Determinante l’intervento della Polizia Municipale, dei veterinari dell’Asp e del personale dell’Ufficio Benessere Animale e Randagismo, che ha permesso di salvare cinque degli animali. Per quattro cuccioli, però, non c’è stato nulla da fare: sono morti a causa delle condizioni estreme in cui erano stati lasciati. Altri due cuccioli sono stati recuperati ancora vivi ma in preda alle convulsioni, mentre i tre cani adulti, compresa la madre dei piccoli, erano ormai allo stremo.
Secondo quanto ricostruito, mentre i soccorritori tentavano di entrare nell’abitazione per mettere in salvo gli animali, il proprietario avrebbe tardato a presentarsi per consentire l’accesso all’appartamento.
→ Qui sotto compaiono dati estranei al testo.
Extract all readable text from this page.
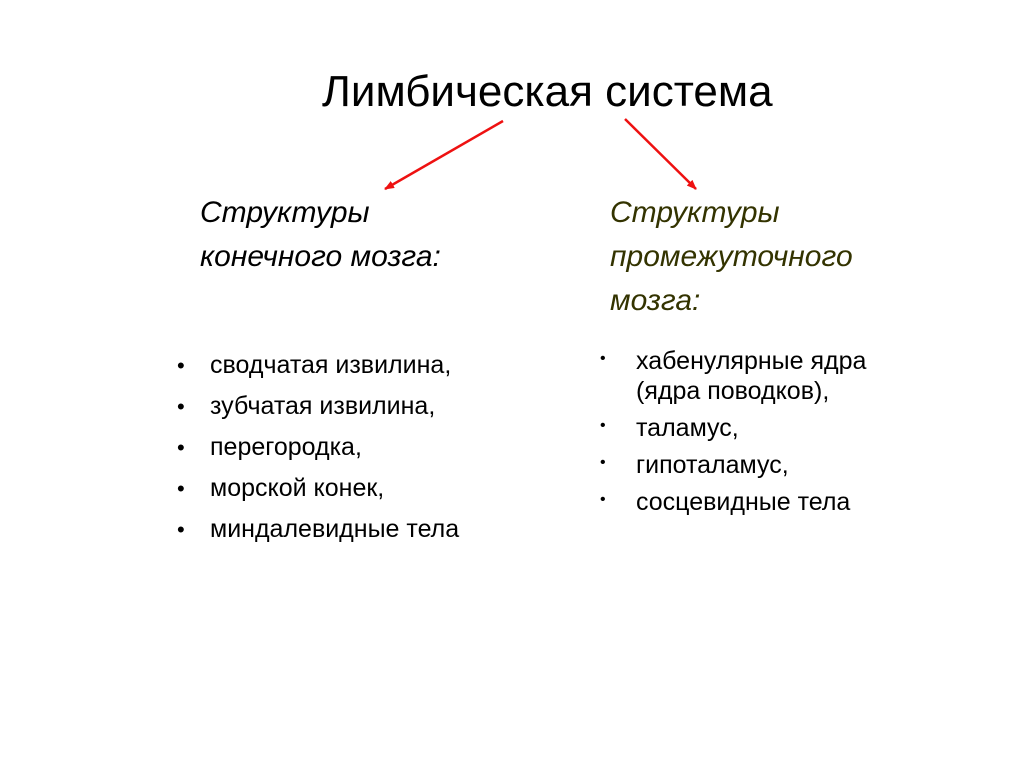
Лимбическая система
Структуры
конечного мозга:
Структуры
промежуточного
мозга:
• сводчатая извилина,
• зубчатая извилина,
• перегородка,
• морской конек,
• миндалевидные тела
• хабенулярные ядра
(ядра поводков),
• таламус,
• гипоталамус,
• сосцевидные тела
Al termine degli accertamenti è stato denunciato alla Procura della Repubblica.
La vicenda potrebbe avere anche rilevanti conseguenze sul piano penale. L’abbandono di animali in condizioni tali da provocare gravi sofferenze può integrare il reato di maltrattamento e, qualora da questo derivi la morte degli animali, la normativa vigente prevede pene fino a tre anni di reclusione e una multa fino a 45 mila euro. Nel caso di specie, inoltre, potrebbe trovare applicazione l’aggravante legata al coinvolgimento di più animali.
L’associazione Un’Anima Mille Zampe Italia ha annunciato di aver già presentato denuncia e di volersi costituire parte civile nel procedimento giudiziario.
«Non è possibile che ancora nel 2026 ci siano così pochi controlli sul territorio. Nove cani lasciati su un terrazzo sotto 43 gradi rappresentano una situazione inaccettabile. Il proprietario dovrà rispondere delle proprie responsabilità», ha dichiarato il presidente nazionale dell’associazione, Gaspare Camarda.
I cinque cani sopravvissuti sono stati affidati alle cure dei veterinari e, secondo quanto reso noto dall’associazione, le loro condizioni sono oggi buone. Resta l’amarezza per una vicenda che ripropone il tema della tutela degli animali e della necessità di contrastare con maggiore efficacia episodi di abbandono e maltrattamento.